In the US, batteries are already being preferred over peaking gas generators, and that in a country where the supply of gas is considered to be low cost.
AEMO estimates that the National Electricity Market will need between 6 and 19 GW of new flexible, utility-scale dispatchable resources to firm up the inherently variable resources. Not a lot will be needed until the share of wind and solar gets over 50 per cent, that’s because the current system already has a lot of redundant capacity.
Most initial investment will be in utility-scale pumped hydro (such as Snowy 2.0, already committed) or battery storage (assuming technology costs continue to fall, and the market arrangements sufficiently incentivise this development).
“Some distributed batteries are assumed to participate in the NEM and operate as a VPP (virtual power plants), with this portion varying by scenario. DSP is also assumed to increase at different levels across scenarios, to help manage costs for consumers.
“New flexible gas generators could play a greater role if gas prices materially reduce. Ultimately, the NEM will draw on a technologically diverse mix that may diversify further as other technologies, such as hydrogen, mature. In the end, a well-designed market is best positioned to determine the optimal mix of these dispatchable resources as technological, economic and policy decision factors evolve over time.

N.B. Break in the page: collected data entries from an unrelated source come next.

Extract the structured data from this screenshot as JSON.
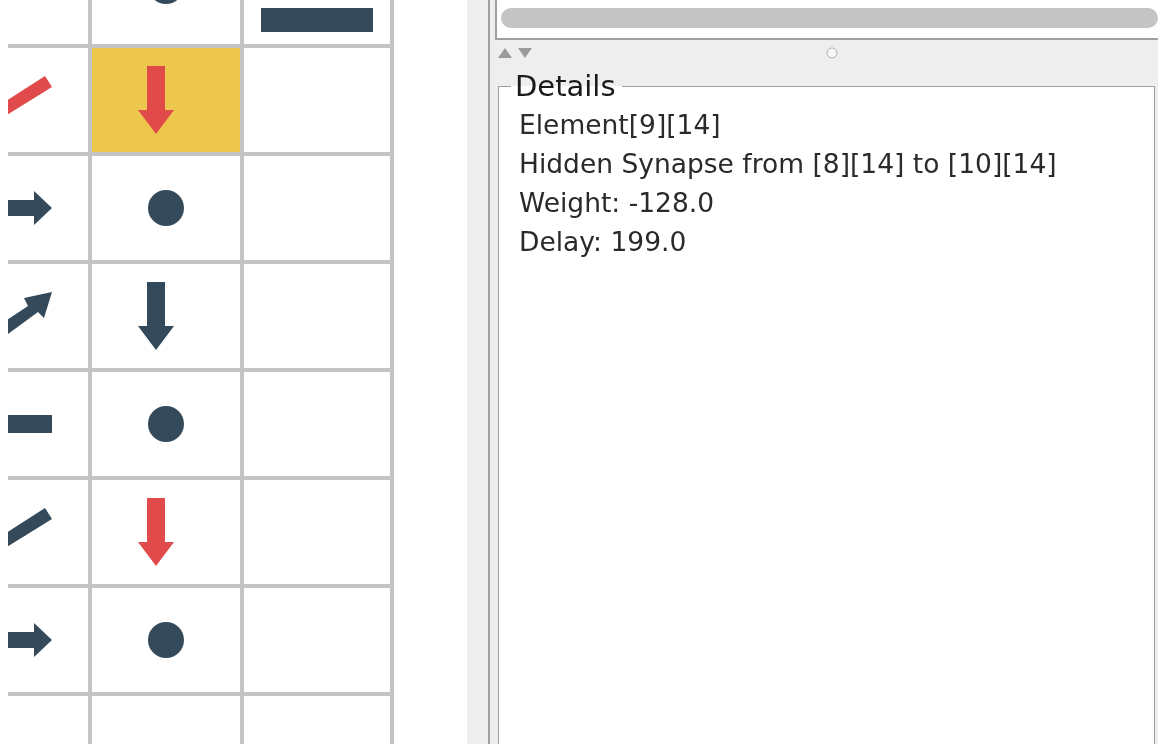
{
  "grid": {
    "rows": [
      {
        "cells": [
          {
            "kind": "empty",
            "selected": false
          },
          {
            "kind": "dot",
            "color": "#344a5a",
            "selected": false
          },
          {
            "kind": "block",
            "color": "#344a5a",
            "selected": false
          }
        ]
      },
      {
        "cells": [
          {
            "kind": "diagonal-line",
            "color": "#e04a4a",
            "selected": false
          },
          {
            "kind": "down-arrow",
            "color": "#e04a4a",
            "selected": true
          },
          {
            "kind": "empty",
            "selected": false
          }
        ]
      },
      {
        "cells": [
          {
            "kind": "right-arrow",
            "color": "#344a5a",
            "selected": false
          },
          {
            "kind": "dot",
            "color": "#344a5a",
            "selected": false
          },
          {
            "kind": "empty",
            "selected": false
          }
        ]
      },
      {
        "cells": [
          {
            "kind": "diagonal-arrow",
            "color": "#344a5a",
            "selected": false
          },
          {
            "kind": "down-arrow",
            "color": "#344a5a",
            "selected": false
          },
          {
            "kind": "empty",
            "selected": false
          }
        ]
      },
      {
        "cells": [
          {
            "kind": "bar",
            "color": "#344a5a",
            "selected": false
          },
          {
            "kind": "dot",
            "color": "#344a5a",
            "selected": false
          },
          {
            "kind": "empty",
            "selected": false
          }
        ]
      },
      {
        "cells": [
          {
            "kind": "diagonal-line",
            "color": "#344a5a",
            "selected": false
          },
          {
            "kind": "down-arrow",
            "color": "#e04a4a",
            "selected": false
          },
          {
            "kind": "empty",
            "selected": false
          }
        ]
      },
      {
        "cells": [
          {
            "kind": "right-arrow",
            "color": "#344a5a",
            "selected": false
          },
          {
            "kind": "dot",
            "color": "#344a5a",
            "selected": false
          },
          {
            "kind": "empty",
            "selected": false
          }
        ]
      },
      {
        "cells": [
          {
            "kind": "empty",
            "selected": false
          },
          {
            "kind": "empty",
            "selected": false
          },
          {
            "kind": "empty",
            "selected": false
          }
        ]
      }
    ]
  },
  "details": {
    "title": "Details",
    "lines": [
      "Element[9][14]",
      "Hidden Synapse from [8][14] to [10][14]",
      "Weight: -128.0",
      "Delay: 199.0"
    ]
  }
}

“Shallow storage for capacity, ramping and FCAS – includes VPP battery and 2-hour large-scale batteries. This category of storage is more for capacity, fast ramping, and FCAS than it is for its energy value.
“Medium storage for intra-day shifting – includes 4-hour batteries, 6-hour pumped hydro, 12-hour pumped hydro, and the existing pumped hydro stations, Shoalhaven and Wivenhoe. The value of this category of storage is in its intra-day shifting capability, driven by demand and solar cycles.
“Deep storage for VRE ‘droughts’ and seasonal smoothing – includes 24-hour pumped hydro and 48-hour pumped hydro and includes Snowy 2.0 and Tumut 3. The value of this category of storage is in covering VRE ‘droughts’ (that is, long periods of lower-than-expected VRE availability), and seasonal smoothing of energy over weeks or months.”
The energy minister AngusTaylor did not seem too convinced. “The Government also strongly believes gas will play an important role in balancing the NEM and complement the record levels of renewable energy generation entering the market,” he said in a statement.